Characters were real and diverse. Refreshingly free from stereotypes. Friendships between the characters, and even the characters themselves, develop so naturally that it redefines what I've always thought of the genre. YA that reaches beyond--with writing quality and layering that shouldn't be thought of as being among the torrent of other recycled YA stories out there. Amazing character development will have you thinking one thing about the character at the beginning, and something completely different at the end. This happened with such finesse in Proxy, that you can't help but admire how smoothly the author changed the game.
While this book is excellently multi-layered, at times the social commentary and overtones overshadow the plot. Amid all the action and twists, there is a lot of questioning and issues being addressed. The characters are constantly grappling with these huge social constructs, and sometimes it feels a little overwhelming. However, this book has an introspective quality that is rare in Young Adult literature. Self examination and character development usually gets lost in the fast paced action or the romance aspects, but in Proxy it shines gloriously through. Here's some gems that really showcase that quality:
"Sarcasm was the easy expression of an empty mind. It carried no information, nothing he could learn except that Knox was an a--, which he knew already. The knowledge wasn't useful."

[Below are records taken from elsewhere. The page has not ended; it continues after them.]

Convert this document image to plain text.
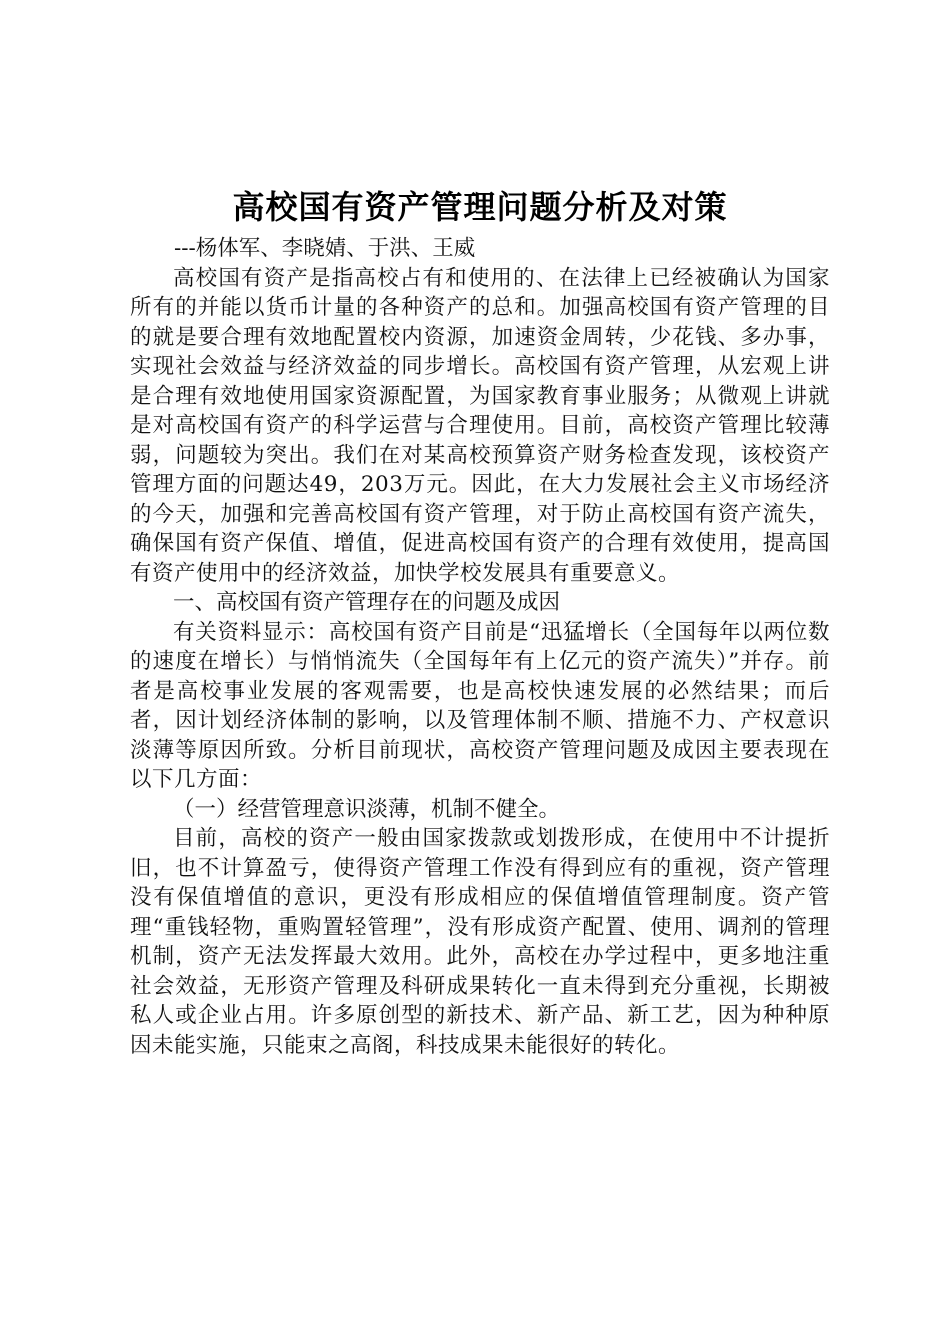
高校国有资产管理问题分析及对策

---杨体军、李晓婧、于洪、王威

高校国有资产是指高校占有和使用的、在法律上已经被确认为国家所有的并能以货币计量的各种资产的总和。加强高校国有资产管理的目的就是要合理有效地配置校内资源，加速资金周转，少花钱、多办事，实现社会效益与经济效益的同步增长。高校国有资产管理，从宏观上讲是合理有效地使用国家资源配置，为国家教育事业服务；从微观上讲就是对高校国有资产的科学运营与合理使用。目前，高校资产管理比较薄弱，问题较为突出。我们在对某高校预算资产财务检查发现，该校资产管理方面的问题达49，203万元。因此，在大力发展社会主义市场经济的今天，加强和完善高校国有资产管理，对于防止高校国有资产流失，确保国有资产保值、增值，促进高校国有资产的合理有效使用，提高国有资产使用中的经济效益，加快学校发展具有重要意义。

一、高校国有资产管理存在的问题及成因

有关资料显示：高校国有资产目前是“迅猛增长（全国每年以两位数的速度在增长）与悄悄流失（全国每年有上亿元的资产流失）”并存。前者是高校事业发展的客观需要，也是高校快速发展的必然结果；而后者，因计划经济体制的影响，以及管理体制不顺、措施不力、产权意识淡薄等原因所致。分析目前现状，高校资产管理问题及成因主要表现在以下几方面：

（一）经营管理意识淡薄，机制不健全。

目前，高校的资产一般由国家拨款或划拨形成，在使用中不计提折旧，也不计算盈亏，使得资产管理工作没有得到应有的重视，资产管理没有保值增值的意识，更没有形成相应的保值增值管理制度。资产管理“重钱轻物，重购置轻管理”，没有形成资产配置、使用、调剂的管理机制，资产无法发挥最大效用。此外，高校在办学过程中，更多地注重社会效益，无形资产管理及科研成果转化一直未得到充分重视，长期被私人或企业占用。许多原创型的新技术、新产品、新工艺，因为种种原因未能实施，只能束之高阁，科技成果未能很好的转化。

"This girl contained that girl. Whoever she was was also whoever she had been. The same was true for him, he guessed. He wondered if anyone really ever changed, or if stuff just piled on and on, covering up, but never erasing all the different parts. How deep would you have to dig to find who you started out as?"
This series-starter has both the entertainment and thought-provoking factors . . . I'm excited to see if the author can keep it up for the rest of the series.